London / Port Sudan — Lt Gen Abdelfattah El Burhan, head of Sudan's Sovereignty Council and commander of the Sudan Armed Forces (SAF) and Lt Gen Mohamed 'Hemedti' Dagalo, commander of the paramilitary Rapid Support Forces (RSF) reportedly arrived in Saudi Arabia last night, raising hope for the country's population of 48 million people that the clashes may come to an end soon. A military expert explained to Radio Dabanga that the war between the SAF and the RSF cannot be resolved militarily.
An "informed Sudanese source" expect a new round of negotiations between the two parties that have been fighting each other since April 15. The ongoing violent conflict has led to thousands of civilian deaths. More than five million people, one in every 10 people across Sudan, fled their homes and sought refuge in safer places within the country or abroad. Over six million people in Sudan are one step away from famine.
It is the first time since the outbreak of the war that the warring leaders are visiting Saudi Arabia. Earlier talks in the Saudi port town of Jeddah, under auspices of the USA and Saudi Arabia, were attended by representatives of both sides. More than once, they agreed on a ceasefire that collapsed just as many times, often during the first hours of the truce. For this reason, the negotiations were suspended in early June. The talks resumed in July, to no avail.
The pan-Arabic newspaper Al Arab that brought the news today, said that is not yet clear "whether the two generals and former partners in the transitional government administration will hold direct discussions under the auspices of the Saudi Crown Prince, or whether they will be indirect discussions".
The talks are expected to aim for a new ceasefire agreement and the establishment of a political roadmap between the two sides, the Arab Weekly, put out by Al Arab in London, reported.
"No details have been disclosed yet by Sudanese nor Saudi official sources about the unannounced visit, which comes after the halt of US-Saudi-sponsored Jeddah negotiations between belligerents," the newspaper said. "The arrival of the two Sudanese figures in Saudi Arabia sends a positive signal about the possibility of a new stage that could usher in a ceasefire and set in motion preliminary steps towards a political settlement of the armed conflict."
After his speech at the 78th session of the UN General Assembly in New York on September 21, El Burhan told the BBC that he was prepared to meet Hemedti. "We are ready to participate in negotiations," he said.
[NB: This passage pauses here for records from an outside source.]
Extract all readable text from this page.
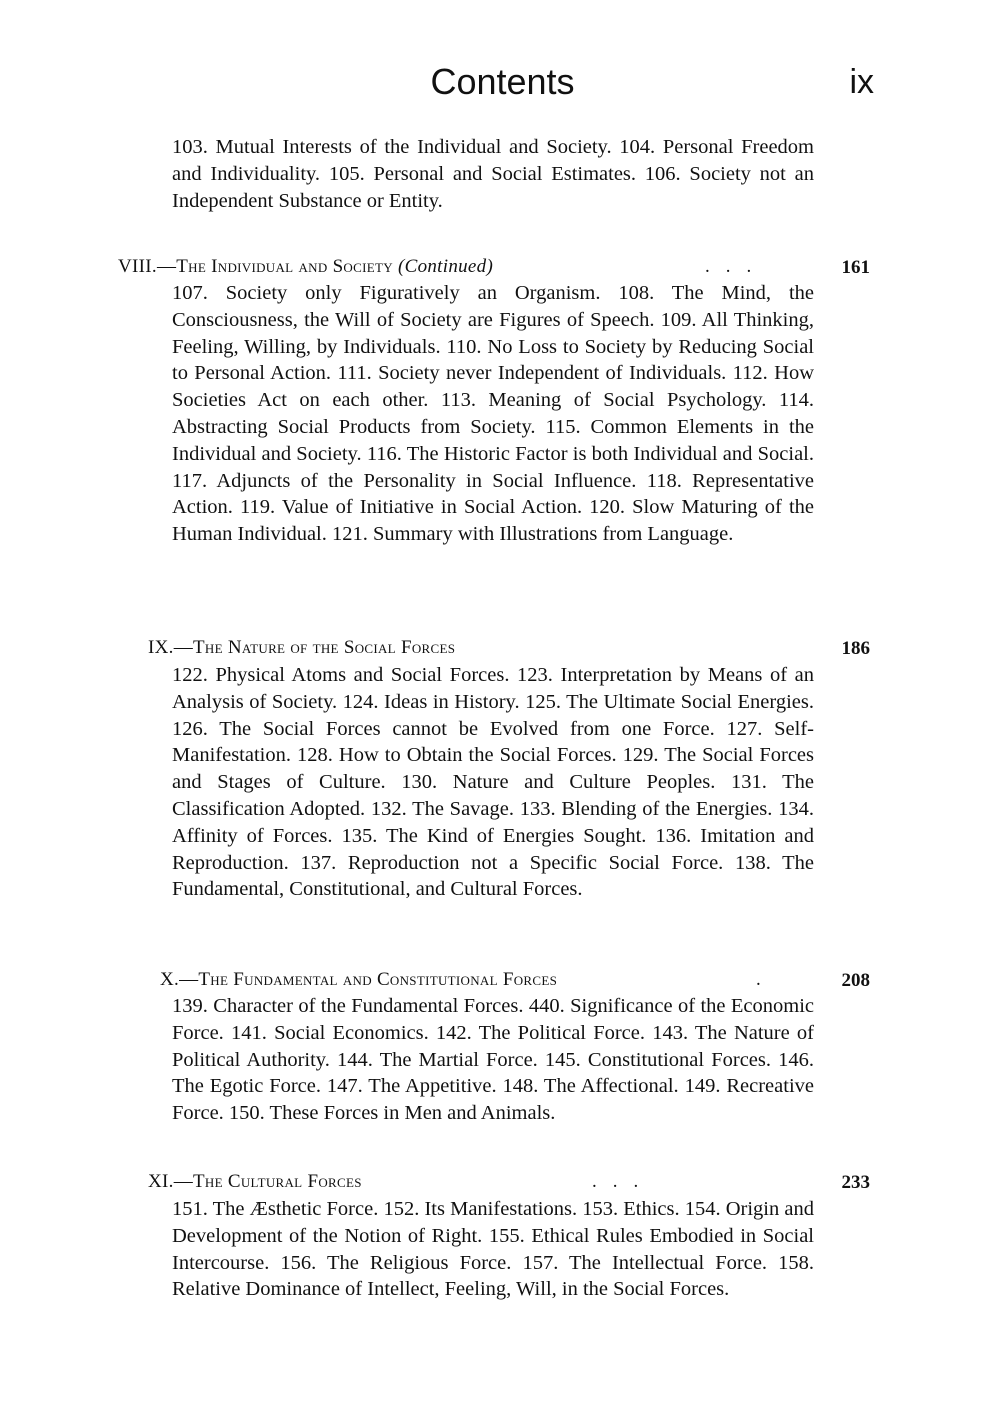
Contents	ix

103. Mutual Interests of the Individual and Society. 104. Personal Freedom and Individuality. 105. Personal and Social Estimates. 106. Society not an Independent Substance or Entity.

VIII.—The Individual and Society (Continued)	...	161

107. Society only Figuratively an Organism. 108. The Mind, the Consciousness, the Will of Society are Figures of Speech. 109. All Thinking, Feeling, Willing, by Individuals. 110. No Loss to Society by Reducing Social to Personal Action. 111. Society never Independent of Individuals. 112. How Societies Act on each other. 113. Meaning of Social Psychology. 114. Abstracting Social Products from Society. 115. Common Elements in the Individual and Society. 116. The Historic Factor is both Individual and Social. 117. Adjuncts of the Personality in Social Influence. 118. Representative Action. 119. Value of Initiative in Social Action. 120. Slow Maturing of the Human Individual. 121. Summary with Illustrations from Language.

IX.—The Nature of the Social Forces	186

122. Physical Atoms and Social Forces. 123. Interpretation by Means of an Analysis of Society. 124. Ideas in History. 125. The Ultimate Social Energies. 126. The Social Forces cannot be Evolved from one Force. 127. Self-Manifestation. 128. How to Obtain the Social Forces. 129. The Social Forces and Stages of Culture. 130. Nature and Culture Peoples. 131. The Classification Adopted. 132. The Savage. 133. Blending of the Energies. 134. Affinity of Forces. 135. The Kind of Energies Sought. 136. Imitation and Reproduction. 137. Reproduction not a Specific Social Force. 138. The Fundamental, Constitutional, and Cultural Forces.

X.—The Fundamental and Constitutional Forces	.	208

139. Character of the Fundamental Forces. 440. Significance of the Economic Force. 141. Social Economics. 142. The Political Force. 143. The Nature of Political Authority. 144. The Martial Force. 145. Constitutional Forces. 146. The Egotic Force. 147. The Appetitive. 148. The Affectional. 149. Recreative Force. 150. These Forces in Men and Animals.

XI.—The Cultural Forces	...	233

151. The Æsthetic Force. 152. Its Manifestations. 153. Ethics. 154. Origin and Development of the Notion of Right. 155. Ethical Rules Embodied in Social Intercourse. 156. The Religious Force. 157. The Intellectual Force. 158. Relative Dominance of Intellect, Feeling, Will, in the Social Forces.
Hemedti, in a video message addressed to the #UNGA78 on the same day, Hemedti, said that his forces were fully prepared for a ceasefire and comprehensive political talks to end the conflict.
War of attrition
An important factor for the arrival of the two commanders to Saudi Arabia could be the military setbacks suffered by the Sudanese army, especially in the capital, Khartoum, said Sudan experts. "This has apparently forced Burhan to return to the negotiating table, after his inability to settle the battle militarily in his favour," the Arab Weekly stated.
Military expert Omar Rabbab yesterday confirmed this reading to Radio Dabanga yesterday. "The ceiling of the army's victory, the expulsion of the RSF from Khartoum, could not be achieved, while the RSF is unable control any military area for three months. This forced the two parties to resort to artillery shelling, the air force, and drones," he explained.
"The fighting between the army and the RSF started with ground clashes and later turned into aerial and artillery bombardments, while most wars begin with air and artillery bombardments, followed by ground attacks by infantry forces that step by step, occupying area by area, settles the battles.
"The current heavy bombing in Khartoum makes it clear that the war is still in its beginning, and this means a war of attrition," the military expert said.
"This war between the SAF and the RSF war cannot be resolved militarily, as both sides cannot eliminate the other. There is no other way than to address the crisis at the negotiation table, in order to prevent further military escalation and even more losses."